At 21, she’s the oldest on the team. Hailing from Boston, she brings a little East Coast Italian attitude to the mix. Sometimes a “hothead,” by her own admission, she gave the team a pep talk at worlds last year when the team gold medal seemed to be slipping out of the Americans’ grasp.
It worked.
“Before the world championships, it was Nastia and Shawn,” said Sacramone’s father, Fred, an orthodontist. “World championships was her place where she elevated herself. Someone had a nice quote, ‘Nastia and Shawn are the beauty and grace, Alicia is the heart and soul.’ ”
Sacramone is majoring in sociology at Brown University, where she previously competed and now assists in coaching.
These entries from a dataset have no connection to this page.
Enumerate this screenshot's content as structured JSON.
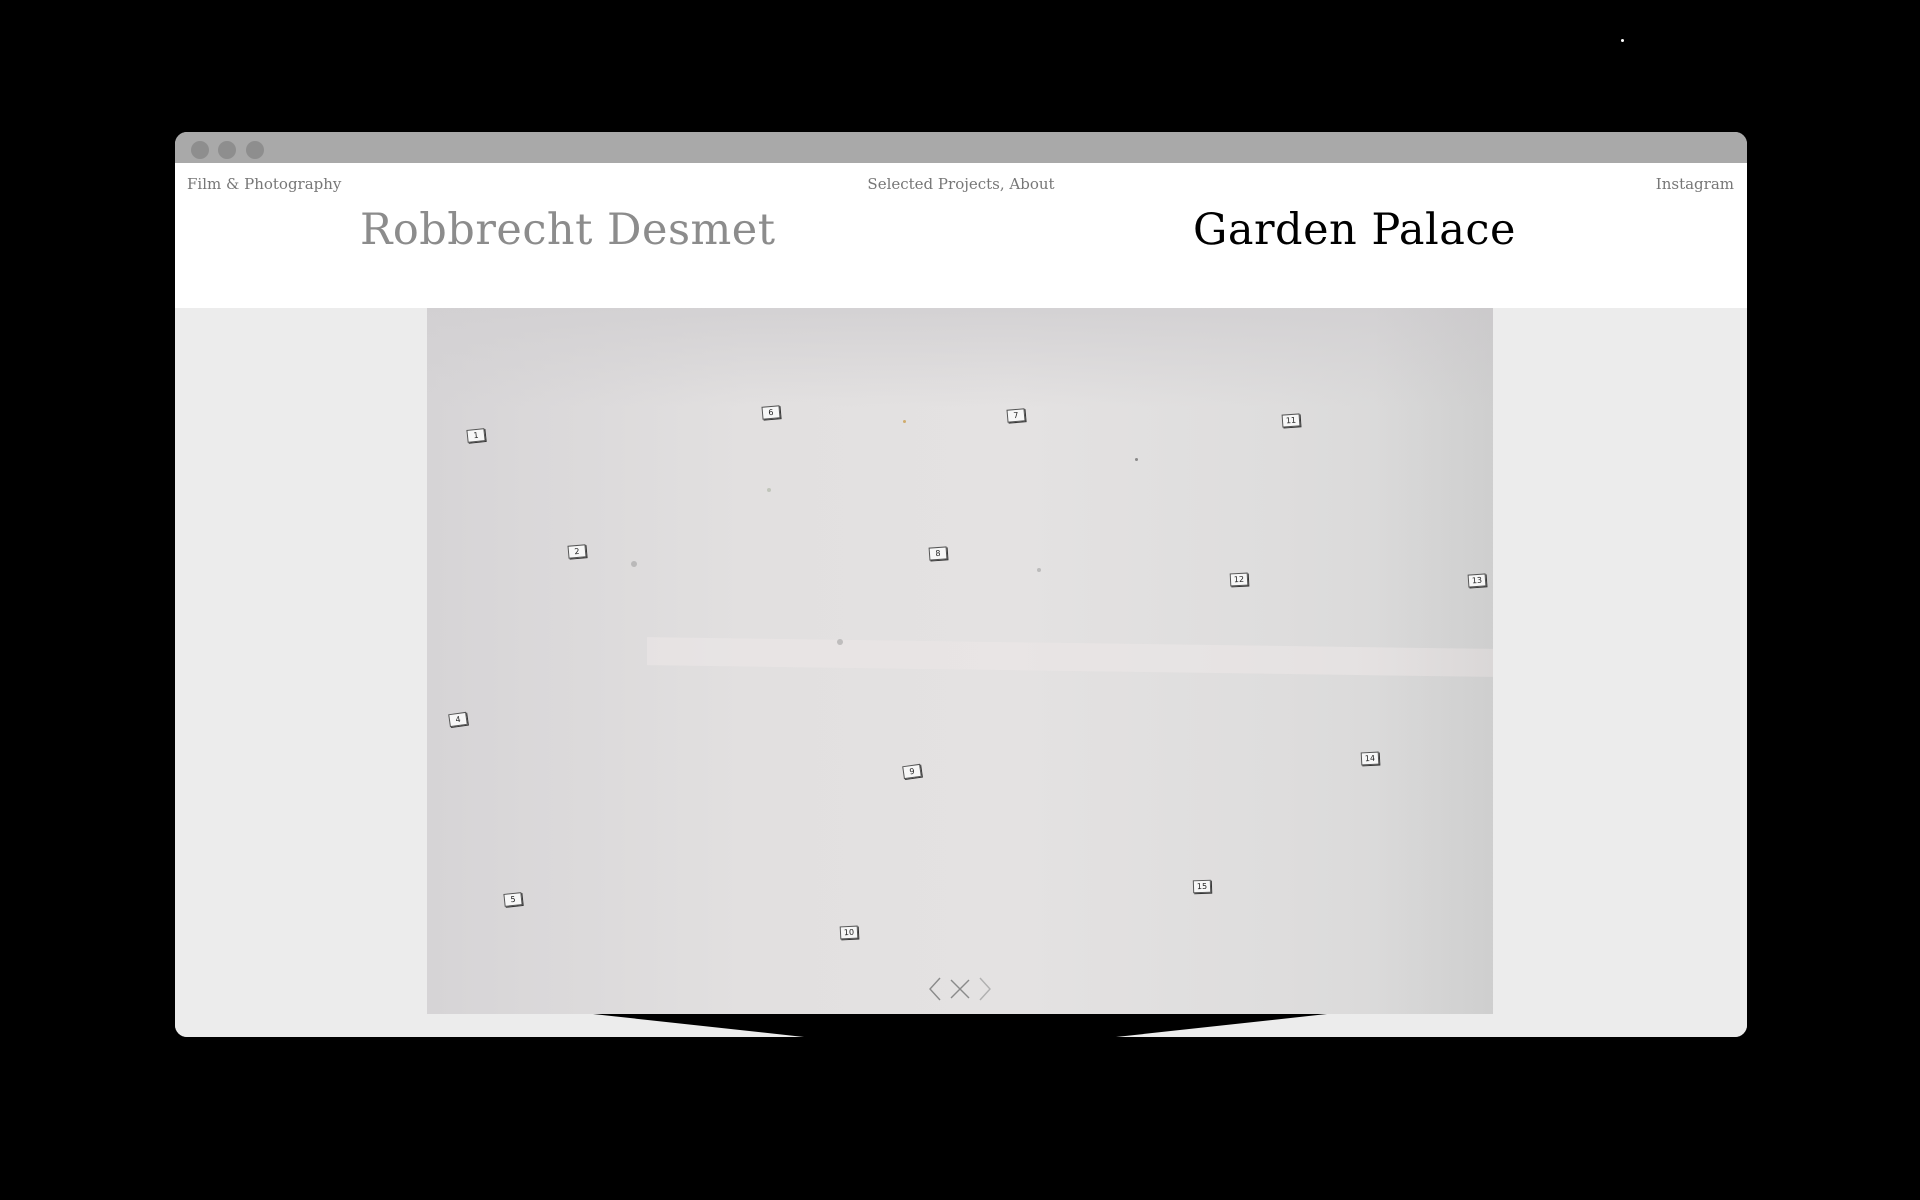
{
  "nav": {
    "left_label": "Film & Photography",
    "center_links": [
      "Selected Projects",
      "About"
    ],
    "center_separator": ", ",
    "right_label": "Instagram"
  },
  "header": {
    "site_name": "Robbrecht Desmet",
    "project_title": "Garden Palace"
  },
  "photo": {
    "markers": [
      "1",
      "2",
      "4",
      "5",
      "6",
      "7",
      "8",
      "9",
      "10",
      "11",
      "12",
      "13",
      "14",
      "15"
    ]
  },
  "viewer": {
    "controls": [
      "previous-icon",
      "close-icon",
      "next-icon"
    ]
  },
  "colors": {
    "background": "#000000",
    "window": "#ececec",
    "titlebar": "#a9a9a9",
    "site_name": "#8c8c8c",
    "project_title": "#000000",
    "nav_text": "#777777"
  }
}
She’s not afraid to use a little psychology on her teammates.
“Somebody has to do the dirty work,” Sacramone said. “If I can handle it, I might as well do it.”
At the world championships last year in Stuttgart, Germany, the U.S. women were in command after vault and uneven bars, putting them on the verge of winning the team’s first world championships team gold medal and sending a message to favored China a year before the Olympics.
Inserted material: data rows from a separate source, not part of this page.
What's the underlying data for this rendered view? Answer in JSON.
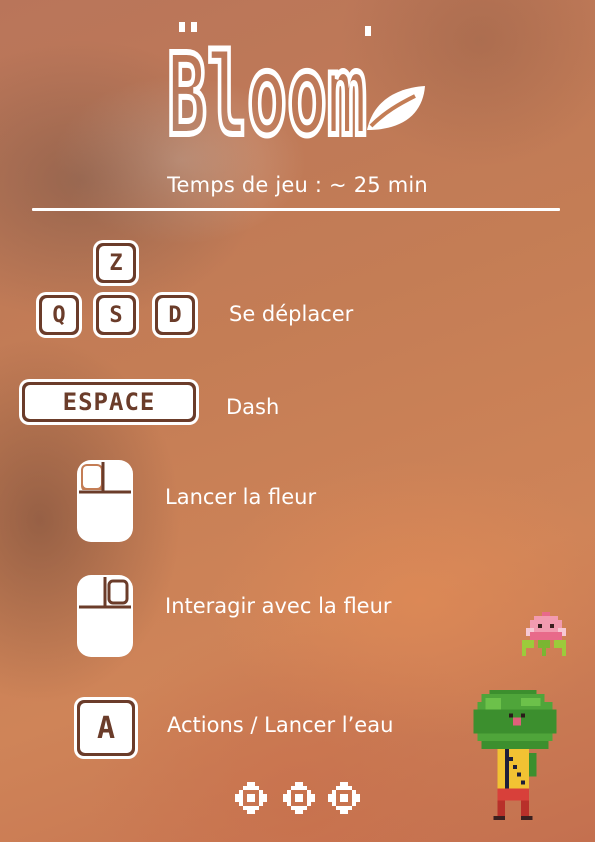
{
  "game": {
    "title": "Bloom",
    "playtime": "Temps de jeu : ~ 25 min"
  },
  "controls": [
    {
      "keys": [
        "Z",
        "Q",
        "S",
        "D"
      ],
      "action": "Se déplacer"
    },
    {
      "keys": [
        "ESPACE"
      ],
      "action": "Dash"
    },
    {
      "keys": [
        "left-mouse-button-icon"
      ],
      "action": "Lancer la fleur"
    },
    {
      "keys": [
        "right-mouse-button-icon"
      ],
      "action": "Interagir avec la fleur"
    },
    {
      "keys": [
        "A"
      ],
      "action": "Actions / Lancer l’eau"
    }
  ],
  "colors": {
    "background": "#c47d55",
    "text": "#ffffff",
    "key_outline": "#6b3c2a"
  }
}
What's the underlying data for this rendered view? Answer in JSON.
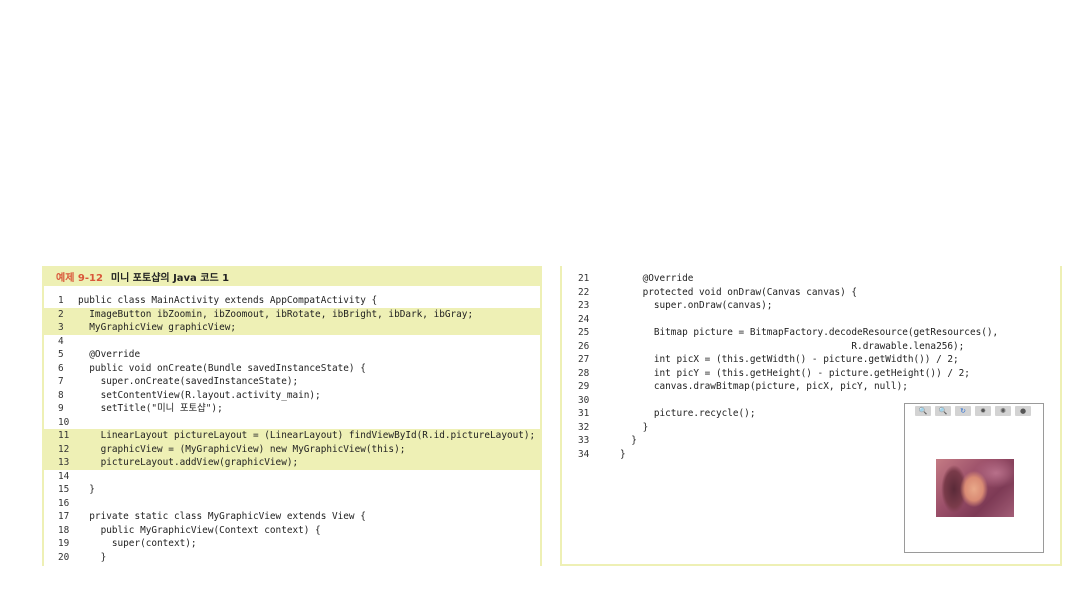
{
  "left": {
    "title_label": "예제 9-12",
    "title_text": "미니 포토샵의 Java 코드 1",
    "lines": [
      {
        "n": "1",
        "t": "public class MainActivity extends AppCompatActivity {",
        "hl": false
      },
      {
        "n": "2",
        "t": "  ImageButton ibZoomin, ibZoomout, ibRotate, ibBright, ibDark, ibGray;",
        "hl": true
      },
      {
        "n": "3",
        "t": "  MyGraphicView graphicView;",
        "hl": true
      },
      {
        "n": "4",
        "t": "",
        "hl": false
      },
      {
        "n": "5",
        "t": "  @Override",
        "hl": false
      },
      {
        "n": "6",
        "t": "  public void onCreate(Bundle savedInstanceState) {",
        "hl": false
      },
      {
        "n": "7",
        "t": "    super.onCreate(savedInstanceState);",
        "hl": false
      },
      {
        "n": "8",
        "t": "    setContentView(R.layout.activity_main);",
        "hl": false
      },
      {
        "n": "9",
        "t": "    setTitle(\"미니 포토샵\");",
        "hl": false
      },
      {
        "n": "10",
        "t": "",
        "hl": false
      },
      {
        "n": "11",
        "t": "    LinearLayout pictureLayout = (LinearLayout) findViewById(R.id.pictureLayout);",
        "hl": true
      },
      {
        "n": "12",
        "t": "    graphicView = (MyGraphicView) new MyGraphicView(this);",
        "hl": true
      },
      {
        "n": "13",
        "t": "    pictureLayout.addView(graphicView);",
        "hl": true
      },
      {
        "n": "14",
        "t": "",
        "hl": false
      },
      {
        "n": "15",
        "t": "  }",
        "hl": false
      },
      {
        "n": "16",
        "t": "",
        "hl": false
      },
      {
        "n": "17",
        "t": "  private static class MyGraphicView extends View {",
        "hl": false
      },
      {
        "n": "18",
        "t": "    public MyGraphicView(Context context) {",
        "hl": false
      },
      {
        "n": "19",
        "t": "      super(context);",
        "hl": false
      },
      {
        "n": "20",
        "t": "    }",
        "hl": false
      }
    ]
  },
  "right": {
    "lines": [
      {
        "n": "21",
        "t": "    @Override",
        "hl": false
      },
      {
        "n": "22",
        "t": "    protected void onDraw(Canvas canvas) {",
        "hl": false
      },
      {
        "n": "23",
        "t": "      super.onDraw(canvas);",
        "hl": false
      },
      {
        "n": "24",
        "t": "",
        "hl": false
      },
      {
        "n": "25",
        "t": "      Bitmap picture = BitmapFactory.decodeResource(getResources(),",
        "hl": false
      },
      {
        "n": "26",
        "t": "                                         R.drawable.lena256);",
        "hl": false
      },
      {
        "n": "27",
        "t": "      int picX = (this.getWidth() - picture.getWidth()) / 2;",
        "hl": false
      },
      {
        "n": "28",
        "t": "      int picY = (this.getHeight() - picture.getHeight()) / 2;",
        "hl": false
      },
      {
        "n": "29",
        "t": "      canvas.drawBitmap(picture, picX, picY, null);",
        "hl": false
      },
      {
        "n": "30",
        "t": "",
        "hl": false
      },
      {
        "n": "31",
        "t": "      picture.recycle();",
        "hl": false
      },
      {
        "n": "32",
        "t": "    }",
        "hl": false
      },
      {
        "n": "33",
        "t": "  }",
        "hl": false
      },
      {
        "n": "34",
        "t": "}",
        "hl": false
      }
    ]
  },
  "preview": {
    "toolbar_icons": [
      "zoom-in-icon",
      "zoom-out-icon",
      "rotate-icon",
      "bright-icon",
      "dark-icon",
      "gray-icon"
    ],
    "image_name": "lena-image"
  },
  "colors": {
    "highlight": "#eef0b5",
    "title_accent": "#d9573a"
  }
}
“Then we went to beam, I think we got a little ahead of ourselves, and we made a couple of mistakes,” Sacramone said. “We were in shock, like, ‘I can’t believe we just did that, how did we make such silly mistakes?’ ”
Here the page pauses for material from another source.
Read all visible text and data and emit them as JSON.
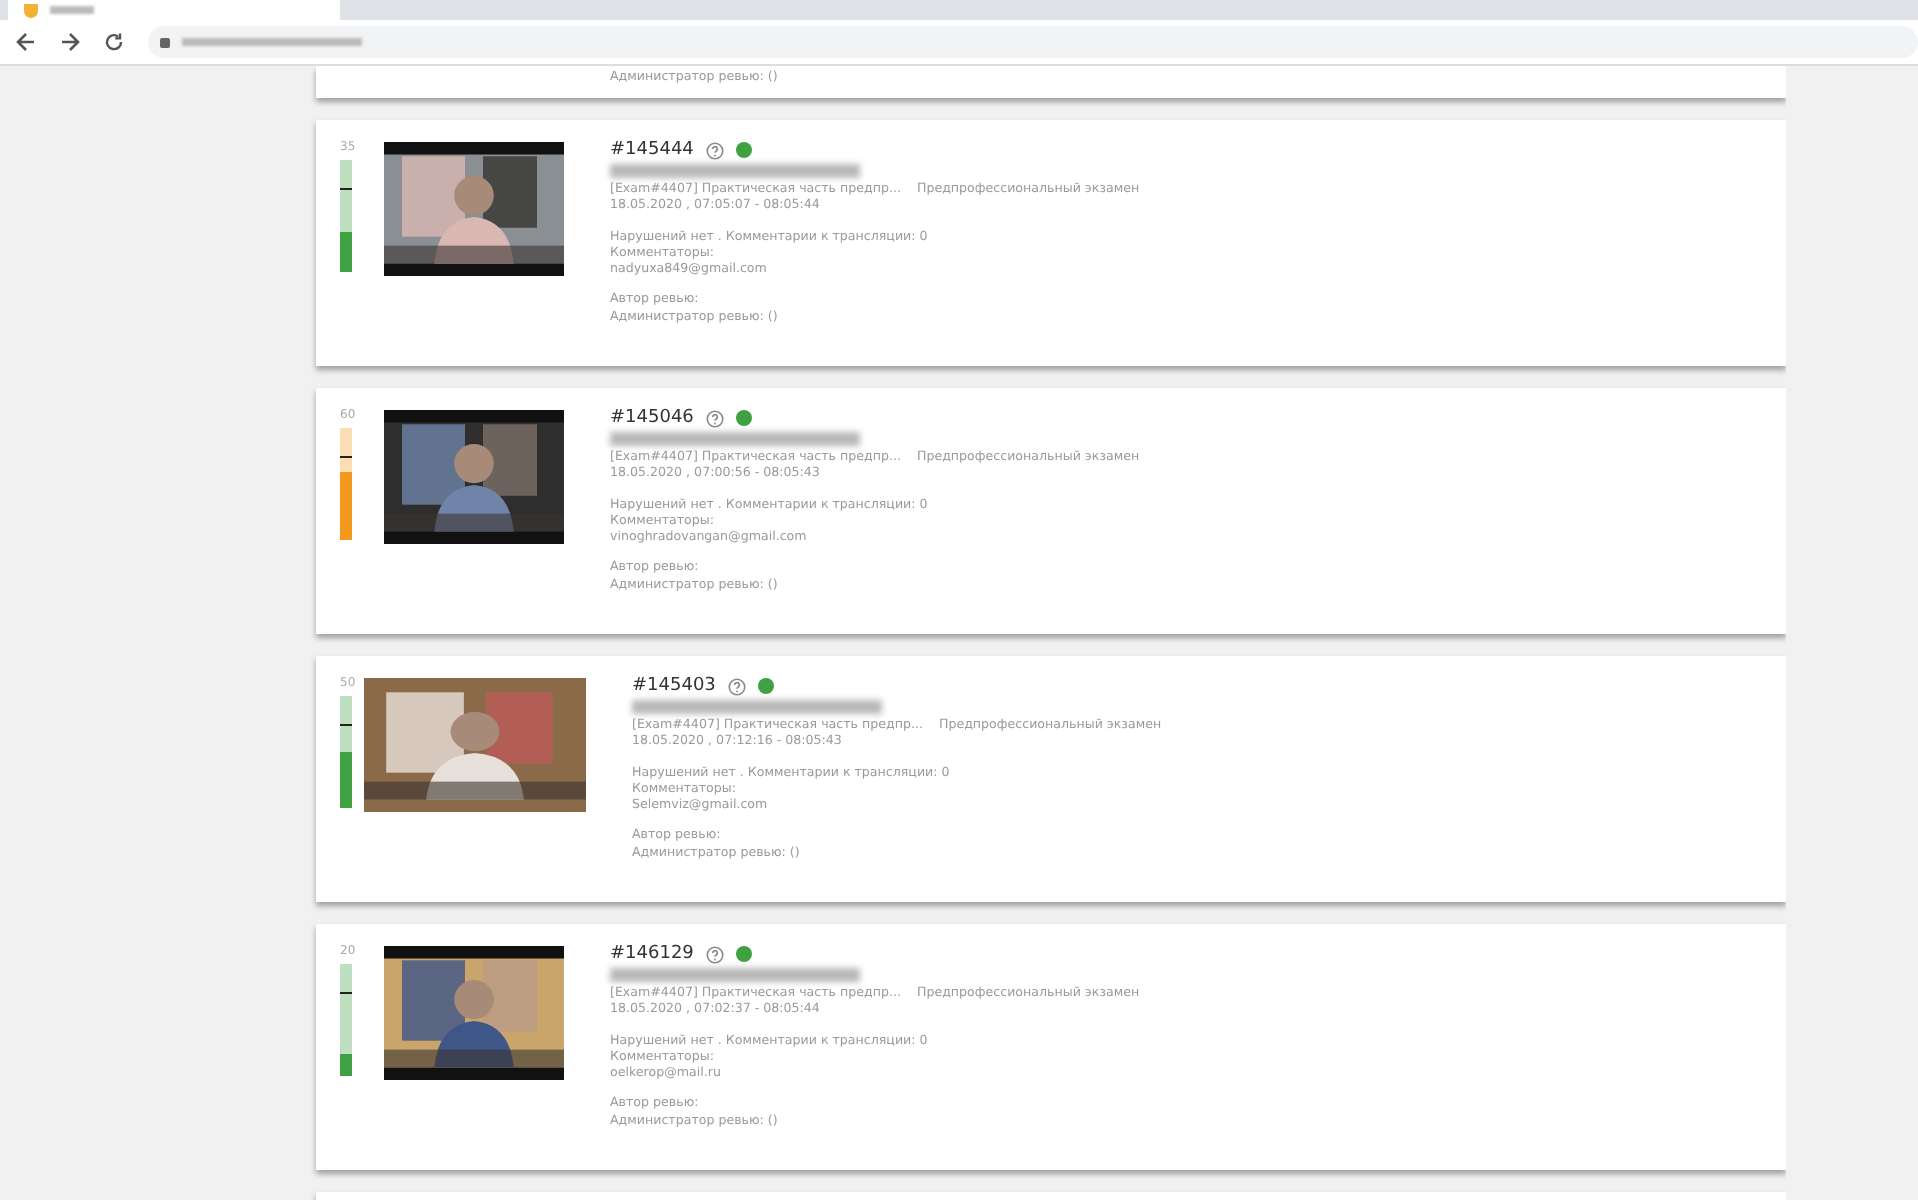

Sacramone pulled the team together, not knowing what she was going to say but knowing something had to be done. Her words came out in an emotional rush, fueled by anger, nerves and the excitement of the moment.
“I was telling them, ‘You’ve got to get together, we’ve got one more event and we can’t mess it up, we have to go out and hit,’ ” Sacramone said. “They pulled it together. They were really mentally strong.”
She can be stubborn and difficult and is seldom bashful about speaking her mind. She owns an English bulldog and grew up in a loud Italian house. Visitors sometimes wonder: Why is everyone shouting at each other?
“We got a Mother’s Day card from her, and it’s a picture of a mother and a girl looking at each other, screaming at each other with rollers in their hair,” Fred Sacramone said. “Inside it says, ‘Where did I get this attitude from?’ I guess it comes from the family.”
She has been known to butt heads with her coach, Romanian Mihai Brestyan. He’s thrown her out of the gym a few times. She happily takes credit for turning his hair gray.
“We clash, but it’s just because we have such similar personality types, we fight over stupid stuff,” Sacramone said.
Brestyan concedes some of the qualities that make her difficult help make her the competitor she is, too.
“That’s the good thing,” he said. “That’s why you don’t impose your personality. You try to use what is good to be constructive. It’s easy to impose your personality, ‘No, I’m the coach, I decide.’ Yeah, you decide, but you can change, too. That’s the right way.”